Core inflation, which excludes volatile food and energy prices, rose from 3.9% to 4.1% for the month of May and remained below the midpoint of the SARB target band although this wouldn’t necessarily keep the SARB from responding to the data with a further interest rate rise in July.
The core inflation rate was slightly ahead of the SARB forecast for the second quarter and emerged at a point when the Federal Reserve has recently further stepped up the pace at which it’s raising U.S. interest rates, which potentially has implications for SARB policy.
“ZAR should benefit from a more front-loaded tightening cycle from the SARB and a Chinese recovery, as they would boost its terms of trade. But the size of monetary policy tightening will be limited by still-benign growth prospects, which may further be limited by already tight financial conditions,” says Ashish Agrawal, head of emerging market macro strategy at Barclays.

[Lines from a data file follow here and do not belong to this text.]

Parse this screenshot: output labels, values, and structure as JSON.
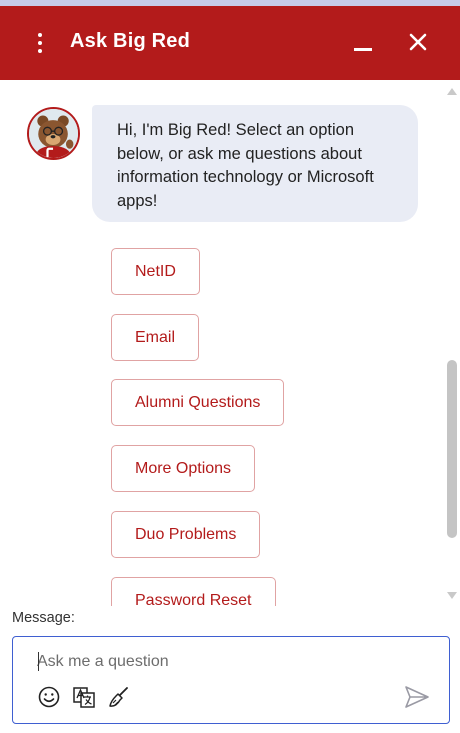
{
  "header": {
    "title": "Ask Big Red",
    "menu_icon": "kebab-menu-icon",
    "minimize_icon": "minimize-icon",
    "close_icon": "close-icon",
    "background": "#b31b1b"
  },
  "chat": {
    "bot_message": "Hi, I'm Big Red! Select an option below, or ask me questions about information technology or Microsoft apps!",
    "avatar": "bear-mascot-avatar",
    "options": [
      {
        "label": "NetID"
      },
      {
        "label": "Email"
      },
      {
        "label": "Alumni Questions"
      },
      {
        "label": "More Options"
      },
      {
        "label": "Duo Problems"
      },
      {
        "label": "Password Reset"
      }
    ]
  },
  "composer": {
    "label": "Message:",
    "placeholder": "Ask me a question",
    "value": "",
    "tools": [
      "emoji-icon",
      "translate-icon",
      "clear-icon"
    ],
    "send_icon": "send-icon"
  },
  "colors": {
    "accent": "#b31b1b",
    "bubble": "#e9ecf5",
    "option_border": "#e0a3a3",
    "input_border": "#3f5fd1"
  }
}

The SARB lifted its cash rate by 0.50% to 4.75% in May and raised forecasts to suggest the benchmark would likely need to end the year up at 5.25% before rising to 6.25% over the course of 2023 if South African inflation is to be brought back to within the target band over the coming years.
May’s forecasts suggested that the overall inflation rate would be likely to fall back within the target band over the rest of 2022 and in 2023 but that the core inflation rate would be likely to rise further and so that it eventually tests the top end of the target range some time in 2023.